The lifting and bending activities engaged in by Mr. Agnew during the course of the video tape material are also less than conclusive. Parts of the material show the grievor in the parking lot of a grocery supermarket in the company of his two young daughters. At one point he is seen lifting his two year old daughter from the ground to his shoulder level, and placing her inside his car. Later, at home, Mr. Agnew is seen carrying three bags of groceries from his car to his home. Mr. Agnew submits that the bags in question did not contain heavy objects, and there is nothing in the evidence before me that would rebut that evidence. Indeed, one of the bags from the supermarket is seen to be carried from the car to the house by the older of his two daughters, who appears to be some five or six years old.
In the past this Office has had occasion to consider the seriousness of fraudulent claims of injury, when presented with compelling video tape evidence to sustain the Employer’s allegation. (See, e.g., CROA 2184, 2302.) In an appropriate case, where the evidence establishes, on the balance of probabilities, that an employee has knowingly engaged in an attempt to defraud the Employer of sick leave, insurance benefits or Workers’ Compensation benefits, the seriousness of such action has been sustained by the arbitrator, with discharge generally being found to be appropriate in light of the breach of the relationship of trust fundamental to the employment contract.
In the case at hand the evidence adduced by the Company falls short of the standard necessary to establish, on the balance of probabilities, that Mr. Agnew knowingly engaged in an attempt to defraud the Employer.
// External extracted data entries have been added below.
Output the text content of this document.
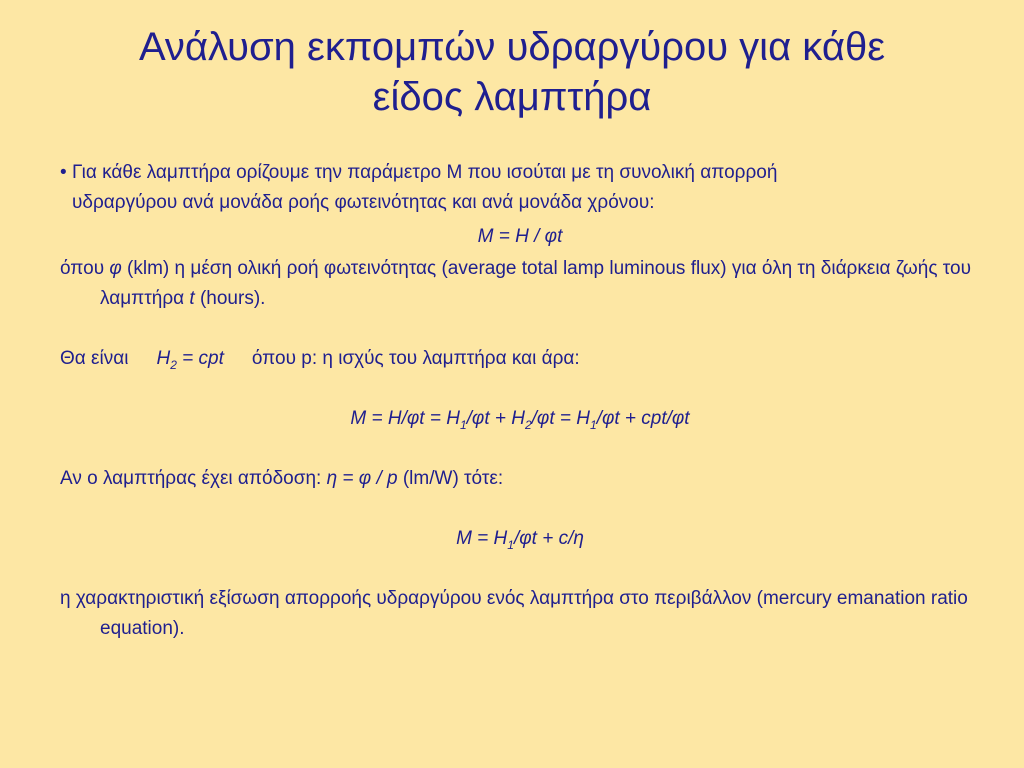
Ανάλυση εκπομπών υδραργύρου για κάθε
είδος λαμπτήρα
• Για κάθε λαμπτήρα ορίζουμε την παράμετρο M που ισούται με τη συνολική απορροή
υδραργύρου ανά μονάδα ροής φωτεινότητας και ανά μονάδα χρόνου:
M = H / φt
όπου φ (klm) η μέση ολική ροή φωτεινότητας (average total lamp luminous flux) για όλη τη διάρκεια ζωής του λαμπτήρα t (hours).
Θα είναι $H_2$ = cpt όπου p: η ισχύς του λαμπτήρα και άρα:
$M = H/\varphi t = H_1/\varphi t + H_2/\varphi t = H_1/\varphi t + cpt/\varphi t$
Αν ο λαμπτήρας έχει απόδοση: η = φ / p (lm/W) τότε:
$M = H_1/\varphi t + c/\eta$
η χαρακτηριστική εξίσωση απορροής υδραργύρου ενός λαμπτήρα στο περιβάλλον (mercury emanation ratio equation).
The medical records filed in evidence confirm that the grievor was diagnosed as having suffered a lower back injury, was counselled by the physician to remain off work, and followed a course of physiotherapy. The actions of the grievor reflected in the video tape surveillance evidence adduced at the hearing are simply not of the order of heavy activity or exercise which can be said to be incompatible with the condition which he claimed to suffer. The grievor’s case is to be distinguished from those of other employees who, for example, were observed working on house renovation projects or, in SHP 280, actively participating in competitive sports. On the whole, therefore, the Arbitrator is satisfied that the grievor did in fact sustain a back injury on or about October 20, 1994, for which he was off duty at the relevant time.
To so find does not, however, fully dispose of the equities of the case at hand. The evidence discloses that the grievor remained fully unavailable for work for an extended period of time, and did not make himself available for duties until approximately November 7, 1994. It is not disputed that for all of that period Mr. Agnew was capable of performing light duties, but made no effort whatsoever to so advise his employer. Indeed, as the video tape evidence does indicate, the grievor was able to perform many kinds of movement and activities during the earlier days of his leave of absence. In the circumstances, the Arbitrator is of the view that the case is best characterized as one in which fraud is not proved, but a serious departure from the grievor’s obligation of candour to his employer in respect of his ongoing condition is disclosed, particularly as regards his ability to perform light duties. As a consequence, although I am satisfied that the grievor should be reinstated into his employment, in light of his failure of obligation to his employer, this is not a case for an order of compensation.
For all of the foregoing reasons the Arbitrator directs that the grievor be reinstated into his employment forthwith, without compensation and without loss of seniority.